Dans le monde de Blade Runner, l’obscurité l’emporte toujours. Dans les ruelles sombres ou dans l’espace confiné des appartements modernes, on se prend à rêver. Le clignotement lumineux est semblable à celui d’un appareil de projection dont chaque être fait usage dans ses songes tourmentés. Une licorne passe à l’écran. Image fabuleuse dont Deckard ne comprend ni l’origine, ni le sens. Ses adversaires, les « réplicants » sont semblables à des doubles, créatures cinématographiques par excellence. Comment pouvait-il en être autrement dans un monde régit par les lois du cinéma ? Le futur filmé par Ridley Scott s’apparente à un vivier de références dont nous avons déjà repéré quelques traces, mais dont d’autres, sans doute, restent à découvrir. Difficile d’échapper à l’irréalité du reflet lorsque celui-ci s’incarne si parfaitement dans des chairs reproductibles à l’envie. Notre héros en fera la douloureuse expérience. Amouraché d’une femme-robot, il devra se soumettre à la diatribe de ses congénères, tout en sondant les mystères de sa propre existence. La violence sourde qui traque les êtres de Blade Runner est d’abord celle d’une échappée du miroir ou de l’écran. L’univers composite de la métropole babylonienne est comparable à la nature de ses habitants. Jamais assuré d’être soi-même, l’humain vacille, chancelle et tombe. Beauté et impression sublime que procure la vision d’un gouffre. L’interrogation philosophique posée par Blade Runner est d’abord une réflexion visuelle dont la réponse ne peut être apportée que par les images assurant le lien constant entre forme et fond.

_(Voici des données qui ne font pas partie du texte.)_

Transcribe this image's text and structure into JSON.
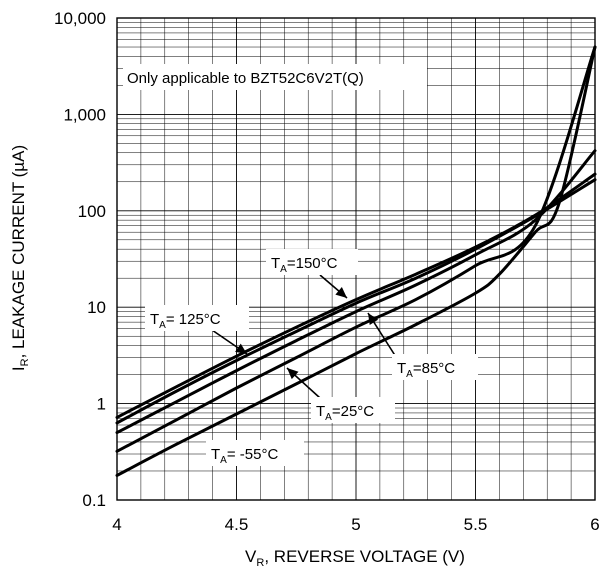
{
  "chart_data": {
    "type": "line",
    "xlabel": {
      "main": "V",
      "sub": "R",
      "rest": ", REVERSE VOLTAGE (V)"
    },
    "ylabel": {
      "main": "I",
      "sub": "R",
      "rest": ", LEAKAGE CURRENT (µA)"
    },
    "xlim": [
      4,
      6
    ],
    "ylim": [
      0.1,
      10000
    ],
    "yscale": "log",
    "grid": true,
    "xticks": [
      4,
      4.5,
      5,
      5.5,
      6
    ],
    "xticklabels": [
      "4",
      "4.5",
      "5",
      "5.5",
      "6"
    ],
    "yticks": [
      0.1,
      1,
      10,
      100,
      1000,
      10000
    ],
    "yticklabels": [
      "0.1",
      "1",
      "10",
      "100",
      "1,000",
      "10,000"
    ],
    "note": "Only applicable to BZT52C6V2T(Q)",
    "series": [
      {
        "name": "TA=150°C",
        "label_main": "T",
        "label_sub": "A",
        "label_rest": "=150°C",
        "x": [
          4.0,
          4.25,
          4.5,
          4.75,
          5.0,
          5.25,
          5.5,
          5.75,
          6.0
        ],
        "y": [
          0.72,
          1.5,
          3.1,
          6.2,
          12,
          22,
          42,
          90,
          240
        ]
      },
      {
        "name": "TA= 125°C",
        "label_main": "T",
        "label_sub": "A",
        "label_rest": "= 125°C",
        "x": [
          4.0,
          4.25,
          4.5,
          4.75,
          5.0,
          5.25,
          5.5,
          5.75,
          6.0
        ],
        "y": [
          0.63,
          1.35,
          2.8,
          5.6,
          11,
          20,
          40,
          88,
          210
        ]
      },
      {
        "name": "TA=85°C",
        "label_main": "T",
        "label_sub": "A",
        "label_rest": "=85°C",
        "x": [
          4.0,
          4.25,
          4.5,
          4.75,
          5.0,
          5.25,
          5.5,
          5.75,
          6.0
        ],
        "y": [
          0.5,
          1.05,
          2.2,
          4.5,
          9,
          17,
          35,
          80,
          420
        ]
      },
      {
        "name": "TA=25°C",
        "label_main": "T",
        "label_sub": "A",
        "label_rest": "=25°C",
        "x": [
          4.0,
          4.25,
          4.5,
          4.75,
          5.0,
          5.25,
          5.5,
          5.75,
          6.0
        ],
        "y": [
          0.32,
          0.68,
          1.45,
          3.0,
          6.2,
          12,
          27,
          70,
          5000
        ]
      },
      {
        "name": "TA= -55°C",
        "label_main": "T",
        "label_sub": "A",
        "label_rest": "= -55°C",
        "x": [
          4.0,
          4.25,
          4.5,
          4.75,
          5.0,
          5.25,
          5.5,
          5.6,
          5.75,
          5.85,
          6.0
        ],
        "y": [
          0.18,
          0.38,
          0.78,
          1.6,
          3.3,
          6.6,
          14,
          22,
          60,
          120,
          5000
        ]
      }
    ]
  }
}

À celles et ceux qui auraient raté la ressortie de Blade Runner en salles, rappelons l’existence de la version director’s cut en DVD sortie chez Warner Bros. Quant à nos lecteurs qui aimeraient en savoir plus sur l’univers de la science-fiction, outre l’essai très complet de Michel Chion, Les films de science-fiction, publié en 2009 aux éditions des Cahiers du cinéma, l’excellente revue Positif a consacré le dossier de son numéro de décembre 2015 au « cinéma de science-fiction après 2001 » comprenant d’intéressantes analyses ainsi qu’un entretien passionnant avec Douglas Trumbull.